To him who believes in a Spirit of Truth, guiding men into all truth, the growth of ethical and spiritual religion into perfect form in Jesus Christ is a real revelation. It is the oncoming of the Light which lighteth every man that is in the world; the dawning of the day of earth on the hills of Judea, over which has risen the Sun of Righteousness with healing in His wings.

This revelation came not to the mystic "man writ large" we call society, direct from heaven in abstract form. It came to individual men, struggling for larger light and nobler life, and breathing their higher spirit on their fellows. Religion is always life, the experience of souls. We can name the individuals through whom each important advance was made. The greater souls who led the worship of the host welcoming the rising Light, thrilled with the vibrations of a voice deeper and holier than the voice of man. The lesser souls who formed the chorus of this anthem of The Dawn thrilled each alike with this mystic sense of God. That which we must aver of every truth discovered or revealed, of every knowledge needful to man and won by man; that which we must affirm as the only rational interpretation of the mysterious suggestions rising below the conscious thoughts of man, and prompting to noblest benedictions on the race; that we must, with deepened awe, say of the holiest truths shown to the human soul,—Inspired!

With sincere and reverent confession we must say then in the words of Holy Writ:

"Holy men of God spake as they were moved by the Holy Ghost." "Every Scripture profitable for teaching, for reproof, for correction, for instruction in righteousness is God-inspired."[23]

The consciousness and experience of Israel could not have found fitter expression than in the words of our great seer:

"I conceive a man as always spoken to from behind, and unable to turn his head and see the speaker. In all the millions who have heard the voice, none ever saw the face. That well-known voice speaks in all languages, governs all men; and none ever caught a glimpse of its form. If the man will exactly obey it, it will adopt him, so that he shall not any longer separate it from himself in his thought; he shall seem to be it, he shall be it. If he listen with insatiable ears, richer and greater wisdom is taught him, the sound swells to a ravishing music, he is borne away as with a flood, he is the fool of ideas, and leads a heavenly life. But if his eye is set on the things to be done, and not on the truth that is still-taught, and for the sake of which the things are to be done, then the voice grows faint, and at last is but a humming in his ears."[24]

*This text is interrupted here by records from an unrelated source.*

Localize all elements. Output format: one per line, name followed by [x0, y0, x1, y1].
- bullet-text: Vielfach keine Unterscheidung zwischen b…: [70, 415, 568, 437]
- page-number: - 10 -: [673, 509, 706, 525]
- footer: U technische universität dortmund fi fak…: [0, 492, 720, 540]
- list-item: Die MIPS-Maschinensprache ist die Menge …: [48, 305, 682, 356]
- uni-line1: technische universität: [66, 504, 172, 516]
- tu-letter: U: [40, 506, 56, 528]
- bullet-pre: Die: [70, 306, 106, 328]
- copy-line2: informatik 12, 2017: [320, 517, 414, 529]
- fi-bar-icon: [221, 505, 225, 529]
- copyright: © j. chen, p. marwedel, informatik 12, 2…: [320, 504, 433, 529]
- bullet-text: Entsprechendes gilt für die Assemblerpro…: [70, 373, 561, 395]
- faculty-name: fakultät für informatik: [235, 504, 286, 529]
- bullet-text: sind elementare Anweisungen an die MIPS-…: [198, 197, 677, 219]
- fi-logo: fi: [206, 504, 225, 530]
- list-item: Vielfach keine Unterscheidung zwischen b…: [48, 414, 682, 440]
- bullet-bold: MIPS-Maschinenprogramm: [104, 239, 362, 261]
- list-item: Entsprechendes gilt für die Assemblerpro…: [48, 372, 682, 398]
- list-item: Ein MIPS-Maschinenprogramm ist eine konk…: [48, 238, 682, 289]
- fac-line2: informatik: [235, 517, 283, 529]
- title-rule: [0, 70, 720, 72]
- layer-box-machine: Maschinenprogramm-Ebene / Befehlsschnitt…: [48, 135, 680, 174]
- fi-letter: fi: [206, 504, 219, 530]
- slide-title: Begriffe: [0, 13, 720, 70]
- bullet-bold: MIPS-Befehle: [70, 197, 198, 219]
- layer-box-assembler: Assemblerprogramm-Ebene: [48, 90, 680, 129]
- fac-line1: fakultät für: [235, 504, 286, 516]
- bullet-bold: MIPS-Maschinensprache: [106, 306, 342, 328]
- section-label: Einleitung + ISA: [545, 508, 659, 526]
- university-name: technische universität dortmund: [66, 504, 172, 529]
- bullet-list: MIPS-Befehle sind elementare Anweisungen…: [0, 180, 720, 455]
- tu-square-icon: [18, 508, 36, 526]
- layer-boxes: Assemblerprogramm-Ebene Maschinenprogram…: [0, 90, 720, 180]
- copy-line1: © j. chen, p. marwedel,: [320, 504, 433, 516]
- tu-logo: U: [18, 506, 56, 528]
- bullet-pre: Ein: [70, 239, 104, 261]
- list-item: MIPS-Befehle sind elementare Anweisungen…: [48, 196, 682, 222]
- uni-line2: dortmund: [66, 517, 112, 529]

We have thus seen in the Bible an ancient and noble literature, the literature of a noble race, the literature supremely influencing and enriching Christian civilization; demanding, therefore, our rational reverence, as constituting a truly Sacred Book.

We have seen in the Old Testament the literature of the people of religion, commissioned with its normal evolution; writings charged with deep religiousness; the records of the various moods and tenses through which religion grew continuously and insistently toward perfection, in an organic process watched and directed by a Higher Power than man. We have seen in the New Testament the record of the realization of this long-sought aim of the people of religion; the story of the Divine Man, who breathed religion out into perfection, and the writings that depict the bodying around Him of the Universal Church, the Church in whose truth and life is growing the religion of the future, "the Christ that is to be."

The fuller knowledge of our age, in evanishing the unreal Bible restores the real Bible. It is the record of the visioning and embodiment of the Human Ideal, the Divine Image—The Christ. It is the Providentially prepared Hand Book of religion in whose rich and varied phases of ethical and spiritual thought all men may find the nourishment they need. It is the spiritual reality our fathers rightly felt, but wrongly expressed, when they called it as a whole The Word of God. It holds the words proceeding from out of the mouth of God on which man liveth. It bodies in "letters" The Word of God, embodied in the flesh in Jesus Christ the Lord. It records a real revelation. This revelation, however, denies no other revelation. It affirms the fact of the withdrawal of a veil in each new knowledge won; the fact that man has felt in calling the new knowledge a discovery; and it interprets this unveiling as Tennyson has learned of it to do:

"And out of darkness come the hands
That reach through nature, moulding man."